Monday, May 2, 2011

Kiss - Rock And Roll Over


A little over a month ago, I purchased my first Kiss shirt.

It’s true: at no point in my life have I ever purchased a Kiss t-shirt, but I have admired some of the band’s record covers from afar. I think Dressed To Kill looks badassed, and I even considered buying a pair of Vans with the cover art of Dressed To Kill on them. Alive is cool, but mainly because of those two dudes holding up a handmade Kiss sign on the back cover.

And then there’s Rock And Roll Over, with its comic book depiction and surprisingly clever title. It was a staple in a lot of friend’s record collection and I know I’ve heard it at least a few times in my life. But I blocked out those memories and any hint of partisan bias.

Three decades later, I began considering the Kiss catalog, looking for clues as to why so many of those 70’s youth dutifully followed the band. I was/am genuinely intrigued by this, wondering aloud if image trumped sound because-at least as my ears were concerned-I could find few examples of their prowess within those old vinyl grooves.

The record that many fans told me to listen to was Rock And Roll Over, but I didn’t put much weight into that recommendation because the other record they claimed was the band’s masterpiece, Destroyer, sucked balls IHO.

Destroyer sucked so bad that I have yet to even review it, but it was my cousin-himself a Kiss fanatic at one time-suggested that I take a listen to R.A.R.O., claiming that is was the first studio effort that properly channeled the band’s aggressiveness.

He’s right. After reviewing the band’s first handful of studio albums, Rock And Roll Over is the first effort that provides listeners with the tone and grit that any band who navigates the realms of hard rock should have.

To be blunt, regardless of how good the material was in earlier efforts (and by “good” I mean by Kiss standards) everything seemed to be marred in weak mixes and stifled guitar tones, a negative that placed Kiss on part with other rock and roll characters found on Saturday morning cartoons.

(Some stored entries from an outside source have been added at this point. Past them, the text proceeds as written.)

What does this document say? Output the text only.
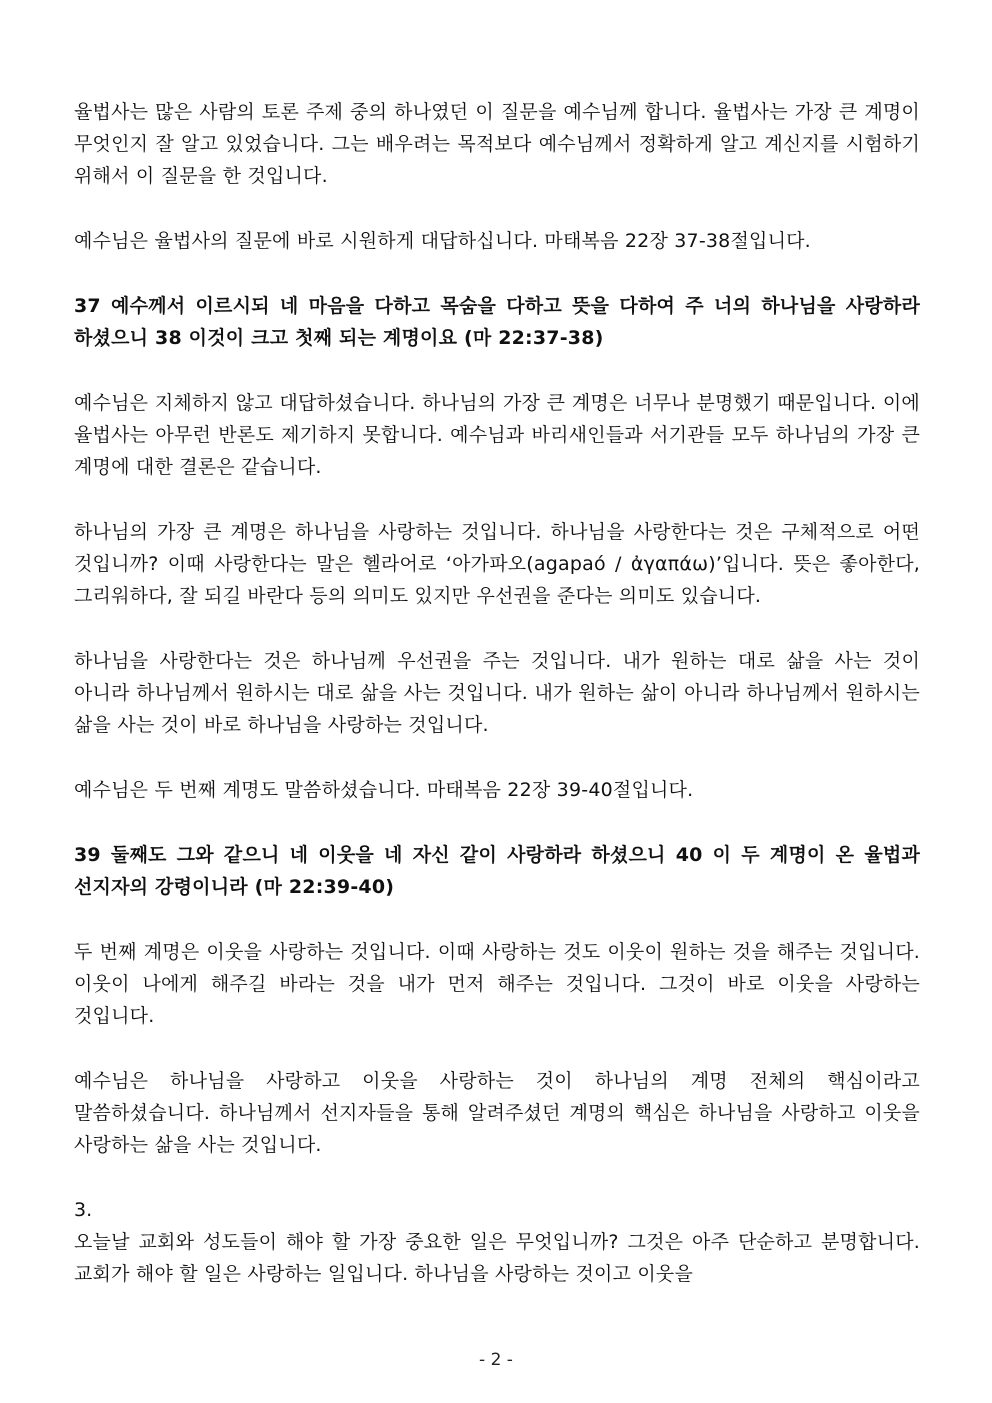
율법사는 많은 사람의 토론 주제 중의 하나였던 이 질문을 예수님께 합니다. 율법사는 가장 큰 계명이 무엇인지 잘 알고 있었습니다. 그는 배우려는 목적보다 예수님께서 정확하게 알고 계신지를 시험하기 위해서 이 질문을 한 것입니다.

예수님은 율법사의 질문에 바로 시원하게 대답하십니다. 마태복음 22장 37-38절입니다.

37 예수께서 이르시되 네 마음을 다하고 목숨을 다하고 뜻을 다하여 주 너의 하나님을 사랑하라 하셨으니 38 이것이 크고 첫째 되는 계명이요 (마 22:37-38)

예수님은 지체하지 않고 대답하셨습니다. 하나님의 가장 큰 계명은 너무나 분명했기 때문입니다. 이에 율법사는 아무런 반론도 제기하지 못합니다. 예수님과 바리새인들과 서기관들 모두 하나님의 가장 큰 계명에 대한 결론은 같습니다.

하나님의 가장 큰 계명은 하나님을 사랑하는 것입니다. 하나님을 사랑한다는 것은 구체적으로 어떤 것입니까? 이때 사랑한다는 말은 헬라어로 ‘아가파오(agapaó / ἀγαπάω)’입니다. 뜻은 좋아한다, 그리워하다, 잘 되길 바란다 등의 의미도 있지만 우선권을 준다는 의미도 있습니다.

하나님을 사랑한다는 것은 하나님께 우선권을 주는 것입니다. 내가 원하는 대로 삶을 사는 것이 아니라 하나님께서 원하시는 대로 삶을 사는 것입니다. 내가 원하는 삶이 아니라 하나님께서 원하시는 삶을 사는 것이 바로 하나님을 사랑하는 것입니다.

예수님은 두 번째 계명도 말씀하셨습니다. 마태복음 22장 39-40절입니다.

39 둘째도 그와 같으니 네 이웃을 네 자신 같이 사랑하라 하셨으니 40 이 두 계명이 온 율법과 선지자의 강령이니라 (마 22:39-40)

두 번째 계명은 이웃을 사랑하는 것입니다. 이때 사랑하는 것도 이웃이 원하는 것을 해주는 것입니다. 이웃이 나에게 해주길 바라는 것을 내가 먼저 해주는 것입니다. 그것이 바로 이웃을 사랑하는 것입니다.

예수님은 하나님을 사랑하고 이웃을 사랑하는 것이 하나님의 계명 전체의 핵심이라고 말씀하셨습니다. 하나님께서 선지자들을 통해 알려주셨던 계명의 핵심은 하나님을 사랑하고 이웃을 사랑하는 삶을 사는 것입니다.

3.

오늘날 교회와 성도들이 해야 할 가장 중요한 일은 무엇입니까? 그것은 아주 단순하고 분명합니다. 교회가 해야 할 일은 사랑하는 일입니다. 하나님을 사랑하는 것이고 이웃을

- 2 -
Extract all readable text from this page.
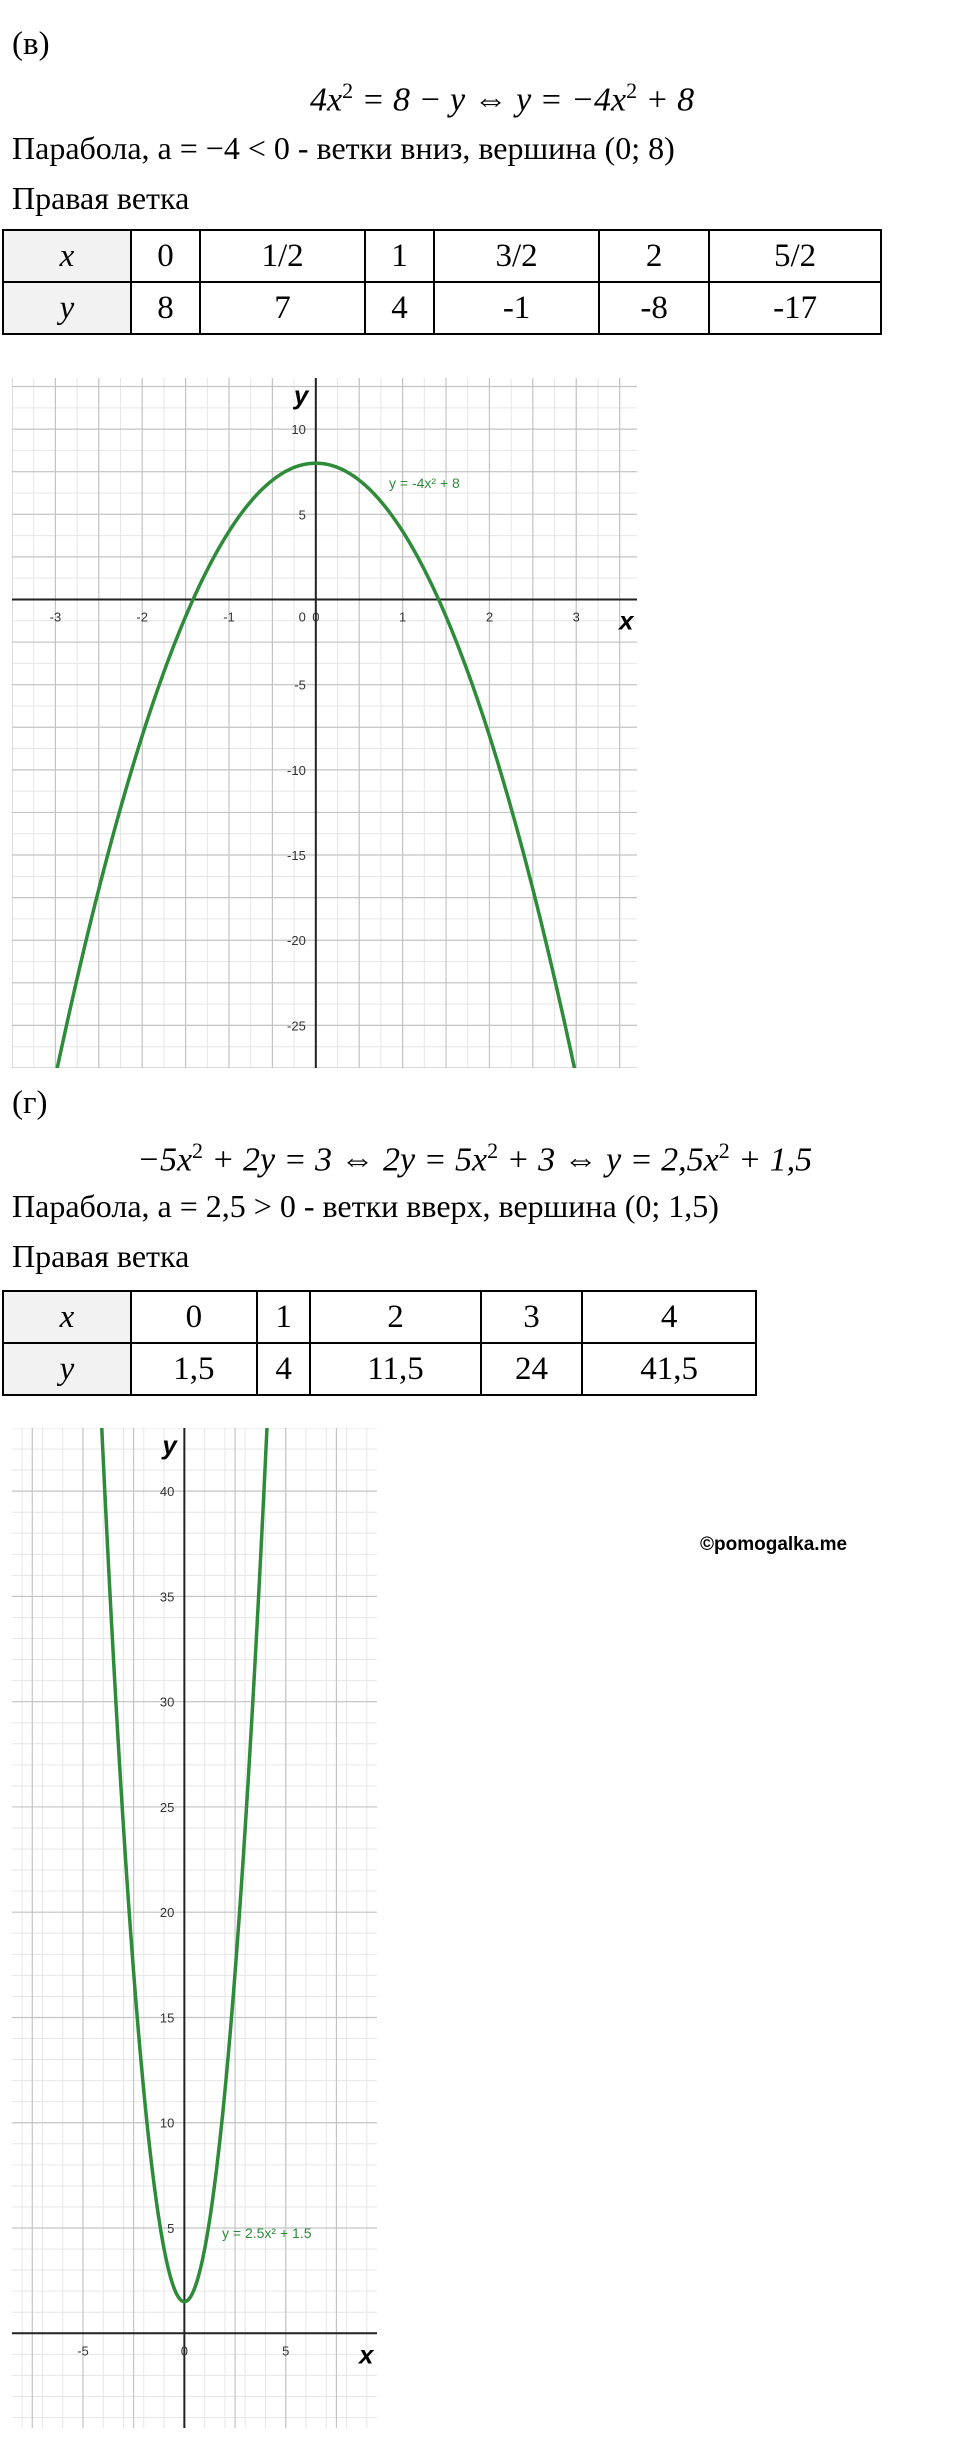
(в)
$4x^2 = 8 - y$ ⇔ $y = -4x^2 + 8$
Парабола, a = −4 < 0 - ветки вниз, вершина (0; 8)
Правая ветка
x	0	1/2	1	3/2	2	5/2
y	8	7	4	-1	-8	-17
-3	-2	-1	0	1	2	3
10
5
-5
-10
-15
-20
-25
0	x
y
y = -4x² + 8
(г)
$-5x^2 + 2y = 3$ ⇔ $2y = 5x^2 + 3$ ⇔ $y = 2,5x^2 + 1,5$
Парабола, a = 2,5 > 0 - ветки вверх, вершина (0; 1,5)
Правая ветка
x	0	1	2	3	4
y	1,5	4	11,5	24	41,5
-5	0	5
40
35
30
25
20
15
10
5
x
y
y = 2.5x² + 1.5
©pomogalka.me
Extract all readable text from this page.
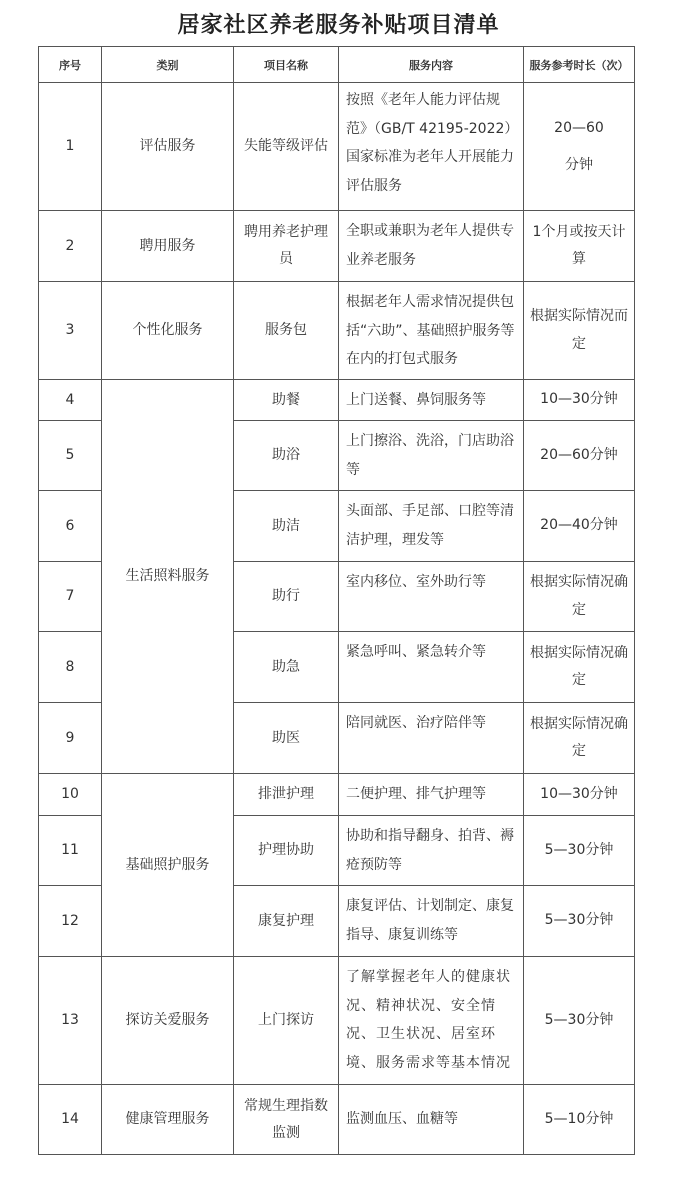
居家社区养老服务补贴项目清单
序号	类别	项目名称	服务内容	服务参考时长（次）
1	评估服务	失能等级评估	按照《老年人能力评估规范》（GB/T 42195-2022）国家标准为老年人开展能力评估服务	20—60
分钟

2	聘用服务	聘用养老护理员	全职或兼职为老年人提供专业养老服务	1个月或按天计算
3	个性化服务	服务包	根据老年人需求情况提供包括“六助”、基础照护服务等在内的打包式服务	根据实际情况而定
4	生活照料服务	助餐	上门送餐、鼻饲服务等	10—30分钟
5		助浴	上门擦浴、洗浴，门店助浴等	20—60分钟
6		助洁	头面部、手足部、口腔等清洁护理，理发等	20—40分钟
7		助行	室内移位、室外助行等	根据实际情况确定
8		助急	紧急呼叫、紧急转介等	根据实际情况确定
9		助医	陪同就医、治疗陪伴等	根据实际情况确定
10	基础照护服务	排泄护理	二便护理、排气护理等	10—30分钟
11		护理协助	协助和指导翻身、拍背、褥疮预防等	5—30分钟
12		康复护理	康复评估、计划制定、康复指导、康复训练等	5—30分钟
13	探访关爱服务	上门探访	了解掌握老年人的健康状况、精神状况、安全情况、卫生状况、居室环境、服务需求等基本情况	5—30分钟
14	健康管理服务	常规生理指数监测	监测血压、血糖等	5—10分钟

The work of legendary producer Eddie Kramer is the difference here, and you can hear a lot of the same color definitions that he used previously with Hendrix. The real story, however, is with the rhythm guitar textures instead of the blotter acid leanings of some of Ace Frehley’s solos. Without that bite, R.A.R.O. could have been just another tepid Kiss studio album instead of a record that seems to match the band’s over-the-top imagery.

The artwork, the lyrics, the sound, all of it is rightfully up any young boy’s alley and is perfectly suited for anyone who refuses to grow up. More than any other studio album is Kiss’ early catalog, Rock and Roll Over may be the only one that stands the test of time, a project that sonically worthy of becoming the soundtrack to their marketing prowess.